The type constructor is represented by a phantom type, one that we never create an instance of. It implements one of the Kindn traits, depending on the kind signature. For a one-argument implementation type, such as Option<T> or Vec<T>, the type constructor would implement Kind1. For a two-argument implementation type, such as Result<T, E>, the type constructor would implement Kind2.

(n.b. such type constructors are provided in the types module, in case you'd like to use these standard types in a higher-kinded way. Look for OptionC, VecC, and ResultC.)

To use the type instances, work with one of the Kn structs, likewise depending on the kind signature. In the Option<T> case, you'd use K1<OptionC, T> to hold an instance. This can be freely converted back and forth between the wrapped representation and the implementation type with the new, inner, inner_mut, and into_inner methods.

Implementing higher-kinded functionality for a type.

To use a type constructor in a higher-kinded way, we will create a phantom type for the constructor. For example, to start to use the built-in Vec<*>, we create a constructor type VecC and specify how to create the relevant result type given the type parameter.

/// Phantom type constructor.
pub struct VecC;

impl<T> Kind1<T> for VecC {
    type Inner = Vec<T>;
}

Note that (roughly) this code is included in this library.

Using higher-kinded functionality.

The main use for a higher-kinded type is to declare a kind trait that various type constructors may implement. For instance, you can specify a Functor precisely:

pub trait Functor {
    fn fmap<A, B, F>(me: K1<Self, A>, f: F) -> K1<Self, B>
        where F: Fn(A) -> B;
}

This says that given two types, A and B, an instance of the type constructor applied to A, and a function to map between A and B, a Functor can produce an instance of the type constructor applied to B.

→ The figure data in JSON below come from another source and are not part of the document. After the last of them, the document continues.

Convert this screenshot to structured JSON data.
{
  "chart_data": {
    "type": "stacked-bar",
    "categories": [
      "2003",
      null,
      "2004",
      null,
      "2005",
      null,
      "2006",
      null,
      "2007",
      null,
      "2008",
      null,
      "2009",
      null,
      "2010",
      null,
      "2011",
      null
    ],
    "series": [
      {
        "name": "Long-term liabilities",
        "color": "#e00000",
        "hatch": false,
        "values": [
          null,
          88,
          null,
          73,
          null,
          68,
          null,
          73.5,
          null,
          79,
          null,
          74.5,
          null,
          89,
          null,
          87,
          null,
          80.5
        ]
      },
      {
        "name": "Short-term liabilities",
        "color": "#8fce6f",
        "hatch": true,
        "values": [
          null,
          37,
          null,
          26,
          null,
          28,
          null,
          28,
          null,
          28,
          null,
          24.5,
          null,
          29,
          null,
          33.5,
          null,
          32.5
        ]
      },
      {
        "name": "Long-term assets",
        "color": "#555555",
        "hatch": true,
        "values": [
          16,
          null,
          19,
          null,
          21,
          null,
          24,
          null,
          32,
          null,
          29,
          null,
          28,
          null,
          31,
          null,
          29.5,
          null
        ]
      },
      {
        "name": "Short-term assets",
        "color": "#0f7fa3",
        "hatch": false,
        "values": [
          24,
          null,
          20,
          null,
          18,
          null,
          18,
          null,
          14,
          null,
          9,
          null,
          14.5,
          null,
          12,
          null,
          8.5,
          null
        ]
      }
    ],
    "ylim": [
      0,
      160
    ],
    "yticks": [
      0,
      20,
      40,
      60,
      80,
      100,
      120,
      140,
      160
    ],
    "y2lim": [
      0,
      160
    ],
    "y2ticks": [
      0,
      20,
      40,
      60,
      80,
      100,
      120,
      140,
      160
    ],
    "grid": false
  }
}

This kind trait could be implemented like this for the VecC type constructor:

impl Functor for VecC {
    fn fmap<A, B, F>(me: K1<Self, A>, f: F) -> K1<Self, B>
        where F: Fn(A) -> B
    {
        Self::new(              // re-wrap in helper type
            me.into_inner()     // unwrap helper type
                .into_iter()    // vec => iter
                .map(f)         // the actual map of fmap
                .collect()      // iter => vec
        )
    }
}

An academic example in this library (mostly useful for unit tests) includes the above Functor trait and VecC implementation.

Using the built-in higher-kinded traits.

You might feel tempted to use the built-in higher-kinded traits as some kind of Haskelly functional standard library. Consider that this might not be the best idea. This library has its uses, but rewriting everything to be based on category theory maybe isn't the best thing to do.

Implementation details.

The implementation detail most likely to be important is that the data stored in a Kn helper struct is behind a heap allocation. This allows us to store the instance in an untyped pointer and cast to the appropriate instance.

Liebow-Feeser's blog post proposes that each instance of the trait handle the unsafe unwrapping, but here we encapsulate that within the Kn helper structs.

Modules

applicative

The higher-kinded trait of an Applicative functor.

bifunctor

The higher-kinded trait of a Bifunctor.

functor

The higher-kinded trait of a Functor.

monad

The higher-kinded trait of a Monad.

transformer

The higher-kinded trait of a monad Transformer, as well as some basic transformer implementations.

types

Higher-kinded types for Rust standard library types.

Structs

K1

An instance of a type produced by a unary type constructor.

K2

An instance of a type produced by a binary type constructor.

K2P1_1

The left-applied specialization of a kind * -> * -> *.

K2P1_2

The right-applied specialization of a kind * -> * -> *.

Traits

Kind1

A type constructor of the kind * -> *.

Kind2

A type constructor of the kind * -> * -> *.